The Steyr-Puch IMP (short for Intermeccanica-Puch) was an aluminum two-seater coupe with a top speed of 160 km/h. Intermeccanica came into existence in 1959 when a chemical engineer named Frank Reisner founded Construzione Automobili Intermeccanica in Turin, Italy. Born in Hungary in the winter of 1932, Frank Reisner fled Budapest seventeen years later with his parents to Montreal, Canada, after a particularly miserable winter. He became indirectly involved with cars by working in the paint industry. After marrying in 1957, Frank and his wife Paula, both car fanatics, built and raced a sports car for a while before visiting Europe and deciding to move to Italy. Mr. Reisner designed racing chassis for Giannini Automobili SpA in Rome before settling in Turin.

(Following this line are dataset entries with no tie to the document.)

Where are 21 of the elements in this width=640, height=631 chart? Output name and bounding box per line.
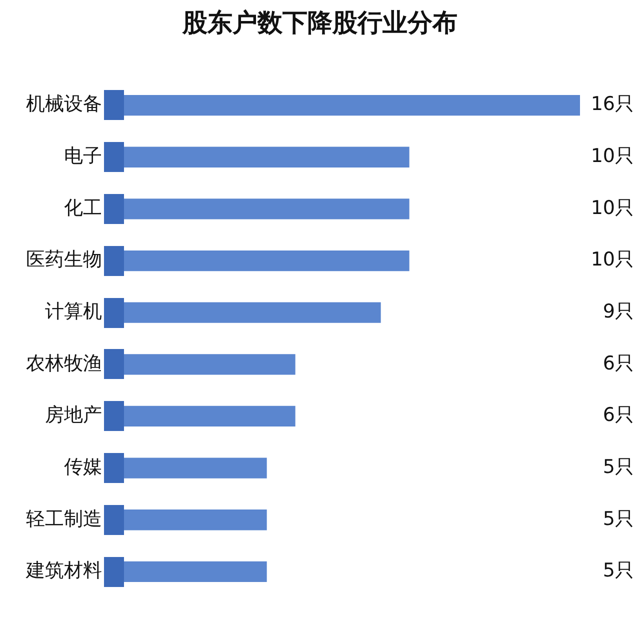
data-label: 9只	[602, 300, 634, 323]
y-tick-label: 房地产	[45, 404, 102, 426]
data-label: 10只	[590, 196, 634, 219]
chart-title: 股东户数下降股行业分布	[181, 7, 458, 39]
y-tick-label: 计算机	[45, 300, 102, 323]
y-tick-label: 医药生物	[26, 248, 102, 271]
data-label: 10只	[590, 248, 634, 271]
y-tick-label: 建筑材料	[25, 560, 102, 582]
y-tick-label: 农林牧渔	[26, 352, 102, 374]
y-tick-label: 轻工制造	[26, 508, 102, 530]
y-tick-label: 机械设备	[26, 93, 102, 116]
data-label: 5只	[602, 456, 634, 478]
data-label: 16只	[590, 93, 634, 116]
data-label: 10只	[590, 145, 634, 168]
y-tick-label: 传媒	[64, 456, 102, 478]
y-tick-label: 电子	[64, 145, 102, 168]
y-tick-label: 化工	[64, 196, 102, 219]
data-label: 5只	[602, 560, 634, 582]
data-label: 6只	[602, 352, 634, 374]
data-label: 5只	[602, 508, 634, 530]
data-label: 6只	[602, 404, 634, 426]
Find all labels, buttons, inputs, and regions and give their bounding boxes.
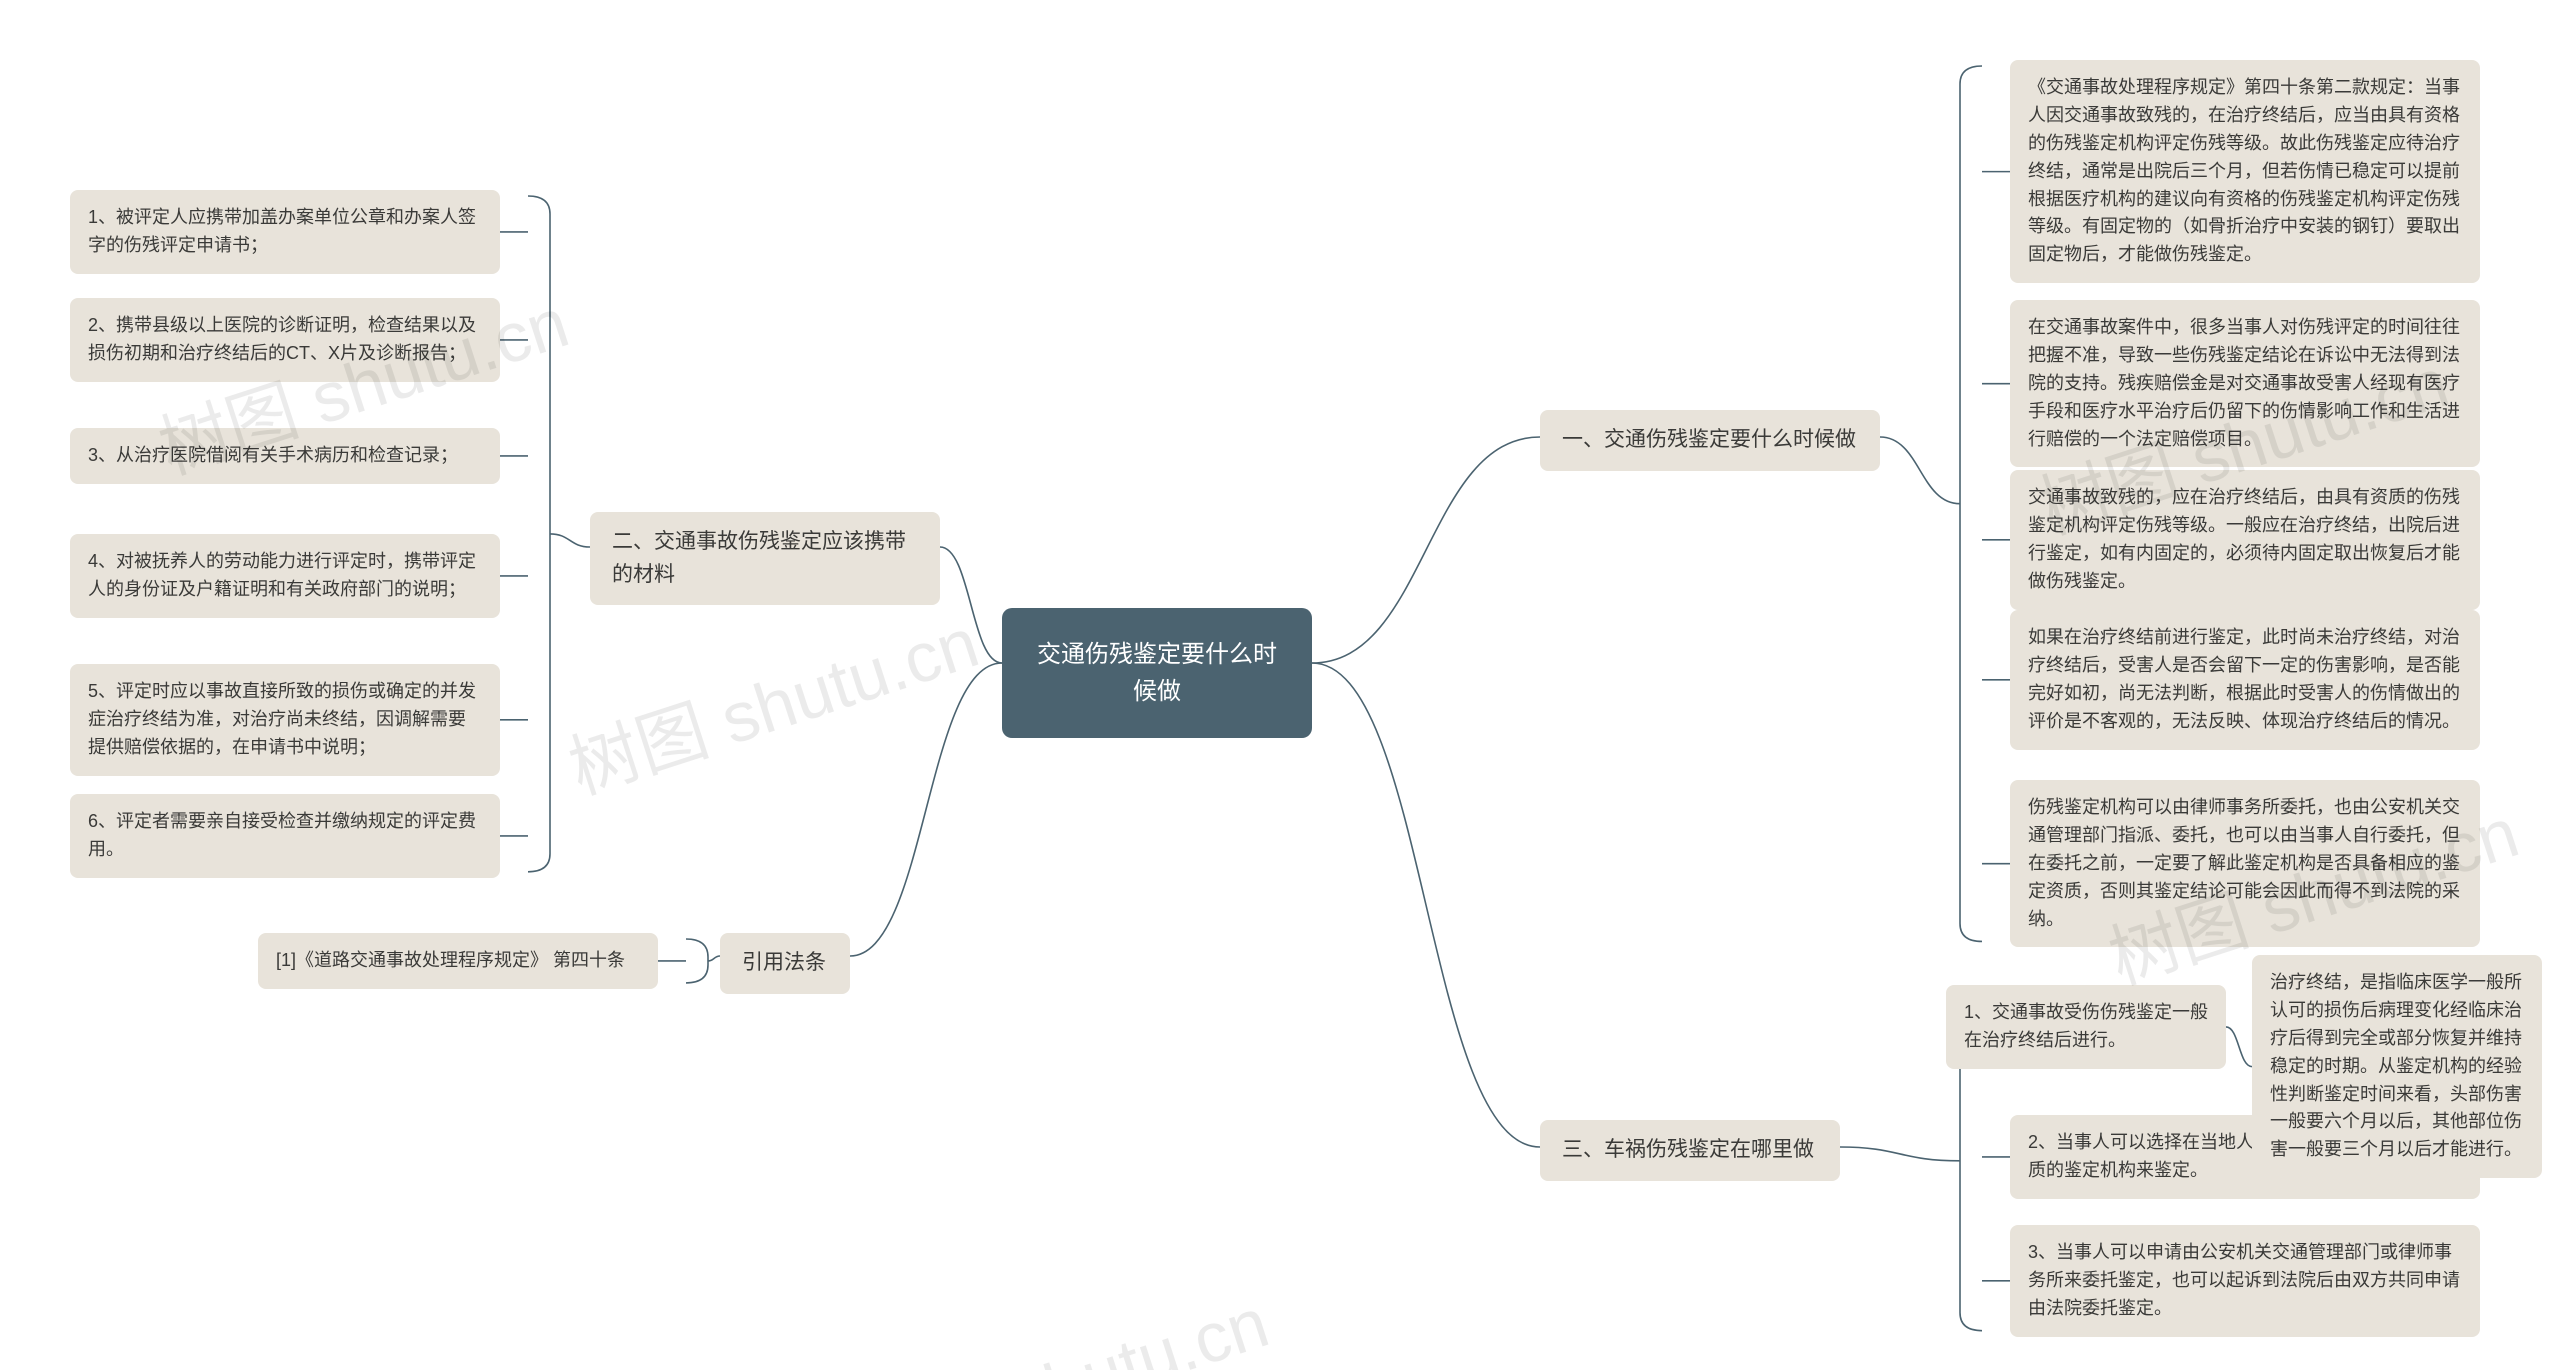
leaf-node: 在交通事故案件中，很多当事人对伤残评定的时间往往把握不准，导致一些伤残鉴定结论在… [2010,300,2480,467]
leaf-node: 如果在治疗终结前进行鉴定，此时尚未治疗终结，对治疗终结后，受害人是否会留下一定的… [2010,610,2480,750]
leaf-node: 3、当事人可以申请由公安机关交通管理部门或律师事务所来委托鉴定，也可以起诉到法院… [2010,1225,2480,1337]
branch-node: 二、交通事故伤残鉴定应该携带的材料 [590,512,940,605]
leaf-node: 3、从治疗医院借阅有关手术病历和检查记录； [70,428,500,484]
leaf-node: 治疗终结，是指临床医学一般所认可的损伤后病理变化经临床治疗后得到完全或部分恢复并… [2252,955,2542,1178]
watermark: 树图 shutu.cn [555,587,990,814]
leaf-node: 交通事故致残的，应在治疗终结后，由具有资质的伤残鉴定机构评定伤残等级。一般应在治… [2010,470,2480,610]
leaf-node: 2、携带县级以上医院的诊断证明，检查结果以及损伤初期和治疗终结后的CT、X片及诊… [70,298,500,382]
branch-node: 引用法条 [720,933,850,994]
leaf-node: 1、交通事故受伤伤残鉴定一般在治疗终结后进行。 [1946,985,2226,1069]
leaf-node: 《交通事故处理程序规定》第四十条第二款规定：当事人因交通事故致残的，在治疗终结后… [2010,60,2480,283]
branch-node: 三、车祸伤残鉴定在哪里做 [1540,1120,1840,1181]
leaf-node: 5、评定时应以事故直接所致的损伤或确定的并发症治疗终结为准，对治疗尚未终结，因调… [70,664,500,776]
leaf-node: 伤残鉴定机构可以由律师事务所委托，也由公安机关交通管理部门指派、委托，也可以由当… [2010,780,2480,947]
leaf-node: 6、评定者需要亲自接受检查并缴纳规定的评定费用。 [70,794,500,878]
root-node: 交通伤残鉴定要什么时候做 [1002,608,1312,738]
watermark: 树图 shutu.cn [845,1267,1280,1370]
leaf-node: [1]《道路交通事故处理程序规定》 第四十条 [258,933,658,989]
leaf-node: 1、被评定人应携带加盖办案单位公章和办案人签字的伤残评定申请书； [70,190,500,274]
leaf-node: 4、对被抚养人的劳动能力进行评定时，携带评定人的身份证及户籍证明和有关政府部门的… [70,534,500,618]
branch-node: 一、交通伤残鉴定要什么时候做 [1540,410,1880,471]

The first Intermeccanica products were, innocently enough, speed equipment kits and free-flow exhaust systems for various automobiles. In 1960 things got more interesting when a Formula Junior racing car, one of the first rear-engined ones with a highly-modified Peugeot motor, was constructed. The same year a prototype of an aluminum two-seater coupe called the IMP (short for Intermeccanica-Puch), with a top speed of 160 km/h, based on the small rear-engined Steyr-Daimler-Puch 500cc car was developed. A racing version of it won the 500cc class at Nurburgring.
It proved so fast in races that, after Carlo Abarth was frequently beaten, he persuaded Fiat to stop supplying Steyr-Puch with chassis after just 21 were made.